You might also want to read our general documentation on upgrading Garage.
Changes introduced in v1.0
The following are breaking changes in Garage v1.0 that require your attention when migrating:
- The Sled metadata db engine has been removed. If your cluster was still
using Sled, you will need to use a Garage v0.9.x binary to convert the
database using the
garage convert-db
subcommand. See here for the details of the procedure.
The following syntax changes have been made to the configuration file:
-
The
replication_mode
parameter has been split into two parameters:replication_factor
andconsistency_mode
. The old syntax usingreplication_mode
is still supported for legacy reasons and can still be used. -
The parameters
sled_cache_capacity
andsled_flush_every_ms
have been removed.
Migration procedure
The migration to Garage v1.0 can be done with almost no downtime, by restarting all nodes at once in the new version.

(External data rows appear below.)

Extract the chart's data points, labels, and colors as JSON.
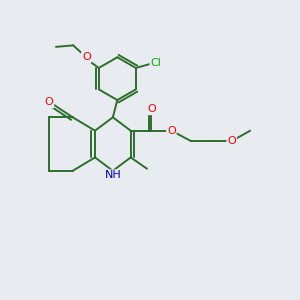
{
  "bg_color": "#e8ecf0",
  "bond_color": "#2d6e2d",
  "bond_width": 1.4,
  "atom_colors": {
    "O": "#ff0000",
    "N": "#0000cc",
    "Cl": "#00aa00",
    "C": "#2d6e2d"
  },
  "figsize": [
    3.0,
    3.0
  ],
  "dpi": 100,
  "xlim": [
    0,
    10
  ],
  "ylim": [
    0,
    10
  ]
}
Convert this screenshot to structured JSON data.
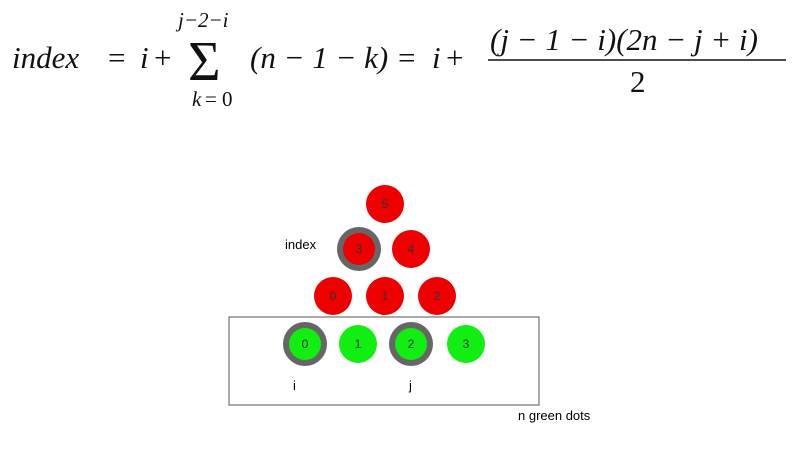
{
  "formula": {
    "lhs": "index",
    "eq": "=",
    "i": "i",
    "plus": "+",
    "sum_upper": "j−2−i",
    "sum_lower_var": "k",
    "sum_lower_eq": "=",
    "sum_lower_val": "0",
    "sum_body": "(n − 1 − k)",
    "numerator": "(j − 1 − i)(2n − j + i)",
    "denominator": "2"
  },
  "diagram": {
    "index_label": "index",
    "i_label": "i",
    "j_label": "j",
    "box_caption": "n green dots",
    "red_rows": [
      [
        "5"
      ],
      [
        "3",
        "4"
      ],
      [
        "0",
        "1",
        "2"
      ]
    ],
    "green_dots": [
      "0",
      "1",
      "2",
      "3"
    ],
    "highlighted_red": "3",
    "highlighted_green": [
      "0",
      "2"
    ],
    "colors": {
      "red": "#ee0000",
      "green": "#11ee11",
      "ring": "#666666",
      "box_border": "#555555"
    }
  }
}
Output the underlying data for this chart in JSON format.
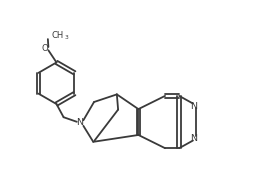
{
  "background_color": "#ffffff",
  "line_color": "#3a3a3a",
  "line_width": 1.3,
  "figsize": [
    2.55,
    1.69
  ],
  "dpi": 100,
  "xlim": [
    0,
    10
  ],
  "ylim": [
    0,
    6.6
  ]
}
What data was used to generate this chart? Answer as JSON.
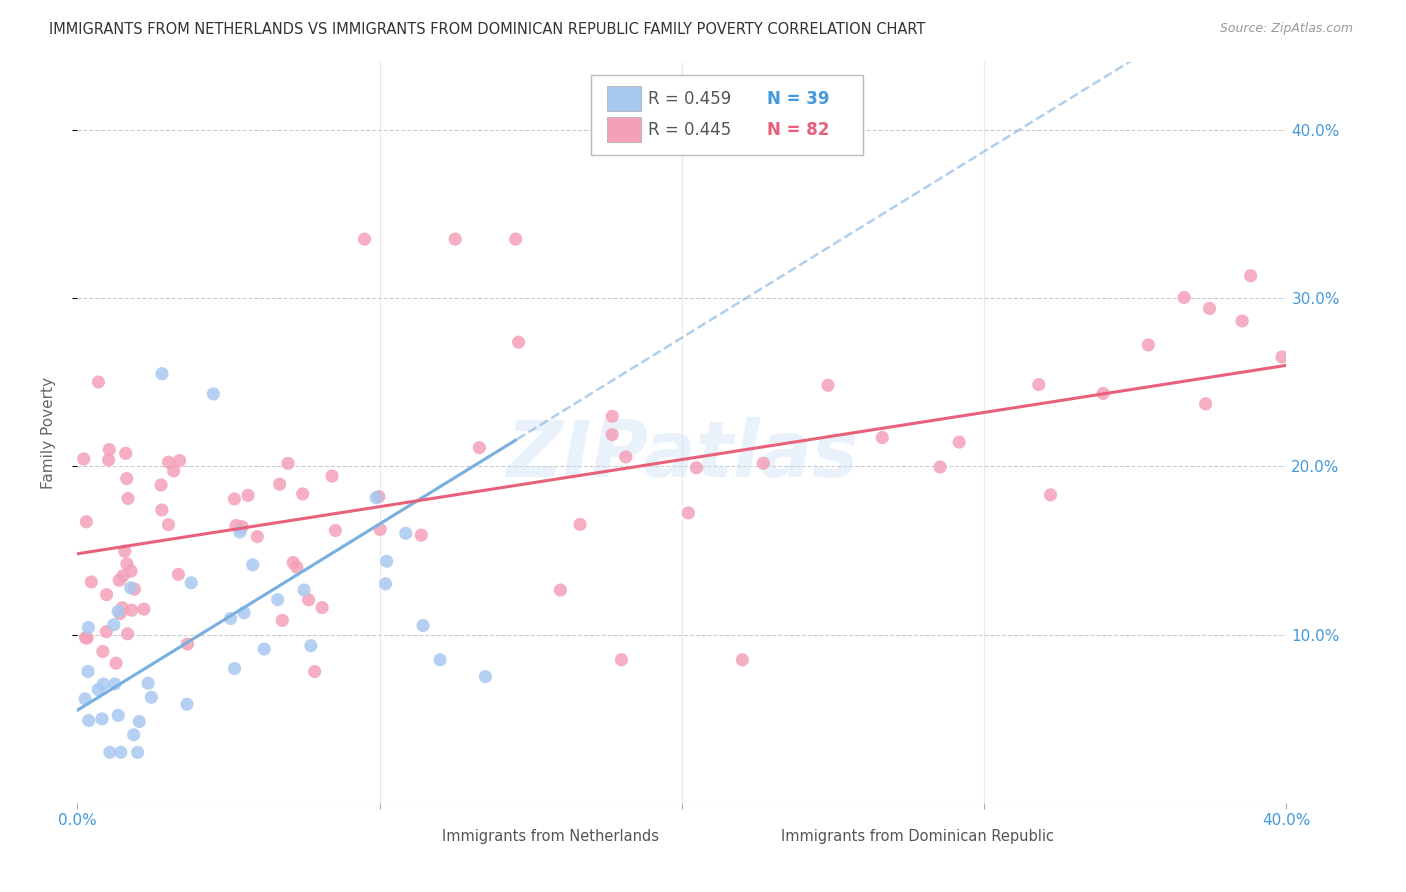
{
  "title": "IMMIGRANTS FROM NETHERLANDS VS IMMIGRANTS FROM DOMINICAN REPUBLIC FAMILY POVERTY CORRELATION CHART",
  "source": "Source: ZipAtlas.com",
  "ylabel": "Family Poverty",
  "y_tick_labels": [
    "10.0%",
    "20.0%",
    "30.0%",
    "40.0%"
  ],
  "y_tick_values": [
    0.1,
    0.2,
    0.3,
    0.4
  ],
  "x_range": [
    0.0,
    0.4
  ],
  "y_range": [
    0.0,
    0.44
  ],
  "legend_r1": "R = 0.459",
  "legend_n1": "N = 39",
  "legend_r2": "R = 0.445",
  "legend_n2": "N = 82",
  "color_netherlands": "#a8c8f0",
  "color_dr": "#f4a0b8",
  "color_netherlands_line": "#7ab0e0",
  "color_dr_line": "#e8607a",
  "color_axis_labels": "#4499dd",
  "watermark": "ZIPatlas"
}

The migration steps are as follows:
-
Do a
garage repair --all-nodes --yes tables
, check the logs and check that all data seems to be synced correctly between nodes. If you have time, do additionalgarage repair
procedures (blocks
,versions
,block_refs
, etc.) -
Ensure you have a snapshot of your Garage installation that you can restore to in case the upgrade goes wrong:
-
If you are running Garage v0.9.4 or later, use the
garage meta snapshot --all
to make a backup snapshot of the metadata directories of your nodes for backup purposes, and save a copy of the following files in the metadata directories of your nodes:cluster_layout
,data_layout
,node_key
,node_key.pub
. -
If you are running a filesystem such as ZFS or BTRFS that support snapshotting, you can create a filesystem-level snapshot to be used as a restoration point if needed.
-
In other cases, make a backup using the old procedure: turn off each node individually; back up its metadata folder (for instance, use the following command if your metadata directory is
/var/lib/garage/meta
:cd /var/lib/garage ; tar -acf meta-v0.9.tar.zst meta/
); turn it back on again. This will allow you to take a backup of all nodes without impacting global cluster availability. You can do all nodes of a single zone at once as this does not impact the availability of Garage.
-
-
Prepare your updated binaries and configuration files for Garage v1.0
-
Shut down all v0.9 nodes simultaneously, and restart them all simultaneously in v1.0. Use your favorite deployment tool (Ansible, Kubernetes, Nomad) to achieve this as fast as possible. Garage v1.0 should be in a working state as soon as enough nodes have started.
-
Monitor your cluster in the following hours to see if it works well under your production load.